Klimafreundliche Infrastruktur — Chancen für Privatinvestoren
Die Regierungen erkennen zunehmend, dass Infrastruktur-Investitionen der Dreh- und Angelpunkt bei der Festlegung effektiver grüner Übergangspfade sind. Die Infrastruktur ist derzeit für durchschnittlich mehr als zwei Drittel der weltweiten Treibhausgasemissionen verantwortlich. Gut geplante Infrastrukturprojekte mit einem stärkeren Fokus auf den Klimawandel und die umfassendere Nachhaltigkeitsagenda erhöhen daher nicht nur das potenzielle Produktionswachstum und verbessern die Widerstandsfähigkeit, sondern tragen auch zur Verringerung des Kohlenstoff-Fußabdrucks bei. — Allerdings werden die derzeitigen öffentlichen Investitionspläne allein nicht ausreichen, um die geschätzte grüne Investitionslücke zu schließen.
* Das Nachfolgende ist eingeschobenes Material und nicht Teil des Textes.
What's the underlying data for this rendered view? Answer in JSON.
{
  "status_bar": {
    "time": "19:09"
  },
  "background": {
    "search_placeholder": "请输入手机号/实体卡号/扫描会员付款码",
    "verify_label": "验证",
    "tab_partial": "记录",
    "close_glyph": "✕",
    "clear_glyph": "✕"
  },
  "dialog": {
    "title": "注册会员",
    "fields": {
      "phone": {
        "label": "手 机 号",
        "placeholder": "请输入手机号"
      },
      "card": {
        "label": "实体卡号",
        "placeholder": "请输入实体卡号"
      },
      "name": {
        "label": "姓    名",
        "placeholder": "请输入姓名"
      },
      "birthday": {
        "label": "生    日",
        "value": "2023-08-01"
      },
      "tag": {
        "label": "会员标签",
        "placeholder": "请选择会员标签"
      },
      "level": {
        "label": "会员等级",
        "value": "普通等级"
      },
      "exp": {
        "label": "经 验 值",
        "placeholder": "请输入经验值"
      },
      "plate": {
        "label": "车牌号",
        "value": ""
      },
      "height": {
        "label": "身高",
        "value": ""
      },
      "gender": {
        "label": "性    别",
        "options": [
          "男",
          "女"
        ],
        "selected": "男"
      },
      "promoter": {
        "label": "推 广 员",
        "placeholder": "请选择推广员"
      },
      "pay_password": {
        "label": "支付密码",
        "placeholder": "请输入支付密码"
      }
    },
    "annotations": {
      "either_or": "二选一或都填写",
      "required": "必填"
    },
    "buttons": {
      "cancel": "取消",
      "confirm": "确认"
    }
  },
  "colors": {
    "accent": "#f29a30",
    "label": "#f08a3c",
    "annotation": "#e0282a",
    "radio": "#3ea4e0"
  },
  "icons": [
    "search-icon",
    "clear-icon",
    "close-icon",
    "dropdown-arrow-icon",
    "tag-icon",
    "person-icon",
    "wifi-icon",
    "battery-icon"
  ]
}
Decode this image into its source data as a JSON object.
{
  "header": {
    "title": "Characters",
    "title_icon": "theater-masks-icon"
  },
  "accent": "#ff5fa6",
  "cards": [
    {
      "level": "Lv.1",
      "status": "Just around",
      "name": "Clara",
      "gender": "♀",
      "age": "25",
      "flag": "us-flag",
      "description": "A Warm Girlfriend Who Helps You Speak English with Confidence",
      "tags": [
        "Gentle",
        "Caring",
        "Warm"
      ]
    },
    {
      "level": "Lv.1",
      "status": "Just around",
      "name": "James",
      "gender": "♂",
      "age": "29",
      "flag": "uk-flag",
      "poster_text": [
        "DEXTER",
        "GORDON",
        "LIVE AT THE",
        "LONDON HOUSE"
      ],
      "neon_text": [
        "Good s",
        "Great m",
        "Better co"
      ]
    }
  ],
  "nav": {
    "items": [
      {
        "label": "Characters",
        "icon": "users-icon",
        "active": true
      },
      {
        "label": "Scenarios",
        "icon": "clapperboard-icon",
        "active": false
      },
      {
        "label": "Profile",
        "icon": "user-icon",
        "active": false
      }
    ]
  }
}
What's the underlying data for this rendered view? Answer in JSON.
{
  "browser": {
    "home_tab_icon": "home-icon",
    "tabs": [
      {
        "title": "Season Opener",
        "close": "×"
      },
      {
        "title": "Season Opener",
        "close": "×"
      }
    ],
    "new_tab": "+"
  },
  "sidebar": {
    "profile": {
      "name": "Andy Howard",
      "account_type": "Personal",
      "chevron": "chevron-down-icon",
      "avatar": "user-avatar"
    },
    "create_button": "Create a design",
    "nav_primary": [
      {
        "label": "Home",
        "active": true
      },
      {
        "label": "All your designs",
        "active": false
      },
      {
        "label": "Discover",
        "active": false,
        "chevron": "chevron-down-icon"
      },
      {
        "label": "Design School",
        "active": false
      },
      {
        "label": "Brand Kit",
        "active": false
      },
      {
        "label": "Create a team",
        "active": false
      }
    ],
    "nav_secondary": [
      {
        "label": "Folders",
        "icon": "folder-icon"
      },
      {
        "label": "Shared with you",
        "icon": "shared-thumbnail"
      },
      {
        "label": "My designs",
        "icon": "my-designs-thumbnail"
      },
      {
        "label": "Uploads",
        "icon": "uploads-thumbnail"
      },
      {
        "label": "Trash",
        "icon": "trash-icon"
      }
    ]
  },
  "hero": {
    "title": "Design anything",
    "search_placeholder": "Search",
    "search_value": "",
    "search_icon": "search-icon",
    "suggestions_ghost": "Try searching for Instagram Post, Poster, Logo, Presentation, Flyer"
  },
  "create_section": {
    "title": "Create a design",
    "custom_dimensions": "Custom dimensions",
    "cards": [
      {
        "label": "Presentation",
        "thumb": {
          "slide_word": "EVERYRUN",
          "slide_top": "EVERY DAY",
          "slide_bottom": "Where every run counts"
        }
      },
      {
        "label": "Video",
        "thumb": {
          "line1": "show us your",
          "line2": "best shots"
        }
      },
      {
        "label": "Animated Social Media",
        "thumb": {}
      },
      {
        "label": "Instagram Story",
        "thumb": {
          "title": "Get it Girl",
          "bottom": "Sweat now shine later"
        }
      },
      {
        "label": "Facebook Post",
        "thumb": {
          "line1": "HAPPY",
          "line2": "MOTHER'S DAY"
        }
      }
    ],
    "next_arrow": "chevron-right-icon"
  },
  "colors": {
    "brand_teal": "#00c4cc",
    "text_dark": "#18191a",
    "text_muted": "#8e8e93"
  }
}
Unsere internen Berechnungen ermöglichen es uns, den Bedarf der einzelnen Sektoren zu ermitteln, um verschiedene Emissionsziele zu erreichen, und sie mit der Verteilung der neuen Plänen (Abb. 1)5. Die verschiedenen Pläne zur Ankurbelung der Infrastruktur, die während der Covid-19-Krise aufgelegt wurden, scheinen diesen Veränderungen teilweise Rechnung zu tragen. Vergleicht man den tatsächlichen Investitionsbedarf nach Sektoren mit den aktuellen Plänen, so stellt man fest, dass letztere in den Bereichen Elektrizität und Netze zu kurz greifen, wo der Investitionsbedarf am größten ist.
Wir schätzen die größte Investitionslücke für den grünen Wandel in der öffentlichen Infrastruktur in den USA auf etwa 1,7 % pro Jahr. In Europa sind die größten Investitionslücken in Spanien und Frankreich (1,6 % bzw. 1,3 % des BIP pro Jahr) zu verzeichnen, während die Zahlen in Italien (0,6 %) und Deutschland (0,4 %) moderater ausfallen. Deutschland kann den geschätzten Investitionsbedarf nur unter Berücksichtigung des Impulses aus dem Osterpaket decken – vorausgesetzt, die Mittel werden effizient zugewiesen und die Projekte werden effektiv umgesetzt.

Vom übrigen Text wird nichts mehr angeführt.